By his will his substantial properties demised to his three surviving daughters, and his grandson Robert Hedges. Eventually in 1787 Robert's son, Edward Hedges Eyre acquired all of the Eyre property. He was in a poor financial position and he fled his creditors to France in 1790. When he returned ot London in 1803 he was thrown in prison and died there the following year. He brother Robert Hedges Eyre took over the Eyre property, which fell into neglect in the course of the eighteenth century. His cause received a decisive boost with the discovery in La Touche's Bank in 1813 of a cache of legal documents relating to the Edward Eyre of the early eighteenth century.
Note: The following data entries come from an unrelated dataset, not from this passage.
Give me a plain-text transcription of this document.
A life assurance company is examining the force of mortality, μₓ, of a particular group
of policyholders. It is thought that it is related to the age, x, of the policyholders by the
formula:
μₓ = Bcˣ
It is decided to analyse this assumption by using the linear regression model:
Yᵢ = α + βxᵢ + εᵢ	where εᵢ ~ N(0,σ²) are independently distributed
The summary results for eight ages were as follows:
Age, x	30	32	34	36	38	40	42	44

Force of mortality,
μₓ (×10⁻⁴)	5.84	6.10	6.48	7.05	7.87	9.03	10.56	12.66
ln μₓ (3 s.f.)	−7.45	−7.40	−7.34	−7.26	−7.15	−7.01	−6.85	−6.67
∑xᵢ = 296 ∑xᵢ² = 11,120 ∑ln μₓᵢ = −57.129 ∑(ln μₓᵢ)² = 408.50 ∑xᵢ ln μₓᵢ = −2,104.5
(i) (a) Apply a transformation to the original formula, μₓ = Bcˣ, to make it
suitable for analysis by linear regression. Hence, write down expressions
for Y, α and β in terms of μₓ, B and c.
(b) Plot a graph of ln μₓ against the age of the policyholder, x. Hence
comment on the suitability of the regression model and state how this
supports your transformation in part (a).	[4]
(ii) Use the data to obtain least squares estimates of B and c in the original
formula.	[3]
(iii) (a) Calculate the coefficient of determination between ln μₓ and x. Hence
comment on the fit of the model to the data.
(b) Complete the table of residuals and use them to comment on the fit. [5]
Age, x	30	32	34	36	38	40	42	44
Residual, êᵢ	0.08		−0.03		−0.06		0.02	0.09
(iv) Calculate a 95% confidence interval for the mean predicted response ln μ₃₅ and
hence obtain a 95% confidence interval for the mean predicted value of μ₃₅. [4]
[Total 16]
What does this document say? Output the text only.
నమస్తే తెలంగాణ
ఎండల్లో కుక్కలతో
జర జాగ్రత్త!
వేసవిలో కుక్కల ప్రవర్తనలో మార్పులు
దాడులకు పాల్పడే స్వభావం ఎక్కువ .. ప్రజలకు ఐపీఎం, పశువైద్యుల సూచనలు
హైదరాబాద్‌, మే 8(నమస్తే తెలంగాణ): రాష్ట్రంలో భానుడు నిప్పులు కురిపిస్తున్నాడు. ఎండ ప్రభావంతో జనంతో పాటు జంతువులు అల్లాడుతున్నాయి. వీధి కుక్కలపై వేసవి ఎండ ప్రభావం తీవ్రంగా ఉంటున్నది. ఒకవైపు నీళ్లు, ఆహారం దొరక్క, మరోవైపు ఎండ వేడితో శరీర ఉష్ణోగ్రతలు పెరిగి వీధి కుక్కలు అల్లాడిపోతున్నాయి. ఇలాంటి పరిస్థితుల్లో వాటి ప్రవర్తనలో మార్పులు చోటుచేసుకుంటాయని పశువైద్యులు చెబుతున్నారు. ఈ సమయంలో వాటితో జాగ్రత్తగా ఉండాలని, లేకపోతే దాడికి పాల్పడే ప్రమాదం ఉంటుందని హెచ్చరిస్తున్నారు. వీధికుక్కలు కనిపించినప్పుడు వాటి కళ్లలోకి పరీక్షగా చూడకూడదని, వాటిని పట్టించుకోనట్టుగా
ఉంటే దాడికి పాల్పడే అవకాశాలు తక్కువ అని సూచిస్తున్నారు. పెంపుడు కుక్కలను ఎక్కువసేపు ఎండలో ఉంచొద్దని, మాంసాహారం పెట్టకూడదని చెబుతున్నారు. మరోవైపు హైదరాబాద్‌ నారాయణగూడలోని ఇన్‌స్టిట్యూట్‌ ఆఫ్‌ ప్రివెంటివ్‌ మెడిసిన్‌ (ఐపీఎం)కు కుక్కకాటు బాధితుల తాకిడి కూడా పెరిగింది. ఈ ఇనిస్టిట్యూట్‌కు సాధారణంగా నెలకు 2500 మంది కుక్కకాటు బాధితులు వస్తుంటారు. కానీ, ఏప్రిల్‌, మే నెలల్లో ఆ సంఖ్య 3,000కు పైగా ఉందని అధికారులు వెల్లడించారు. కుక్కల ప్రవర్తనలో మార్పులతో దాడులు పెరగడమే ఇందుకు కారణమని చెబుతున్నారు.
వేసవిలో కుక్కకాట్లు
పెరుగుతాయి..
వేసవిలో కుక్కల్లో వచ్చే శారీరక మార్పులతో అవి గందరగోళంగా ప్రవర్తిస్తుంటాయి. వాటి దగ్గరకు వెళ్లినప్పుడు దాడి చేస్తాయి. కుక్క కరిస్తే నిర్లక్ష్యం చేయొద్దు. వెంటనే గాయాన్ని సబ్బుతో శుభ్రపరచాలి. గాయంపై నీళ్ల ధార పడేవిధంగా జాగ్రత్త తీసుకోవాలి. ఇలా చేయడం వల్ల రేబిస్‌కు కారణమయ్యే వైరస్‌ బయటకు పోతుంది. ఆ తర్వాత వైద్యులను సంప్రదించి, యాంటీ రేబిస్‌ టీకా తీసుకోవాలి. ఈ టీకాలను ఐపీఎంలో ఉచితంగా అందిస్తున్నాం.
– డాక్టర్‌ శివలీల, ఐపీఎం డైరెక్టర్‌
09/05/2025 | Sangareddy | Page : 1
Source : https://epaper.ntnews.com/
Robert Hedges Eyre, living in Macroom Castle, County Cork, issued a series of leases in the course of the early nineteenth century, which display his success at re-activating his title to the Galway lands. He was also quite active in promoting the interests of the town (which in turn increased the value of his properties. In 1811 he had theForthill burial ground enclosed as a mark of respect to the people of the town. He also developed the Land Walk and surrounding quays and in 1831 he provided much of the property for the Commercial Dock operating under the Galway Harbour Commissioners, as well as new roads leading to the docks. He also leased lands for the Galway Gasworks in the same area. He died without issue in 1840, and his grand-nephew, the Rev. Robert Hedges Maunsell Eyre succeeded to the property. The property in Galway as sold under the Incumbered Estates Court to a Mr. Ashworth in 1852, and the two hundred year old association of the Eyre family with the town of Galway ended at that stage.

This collection, consisting of leases and other legal papers, was acquired by the James Hardiman Library sometime in the late 1930s.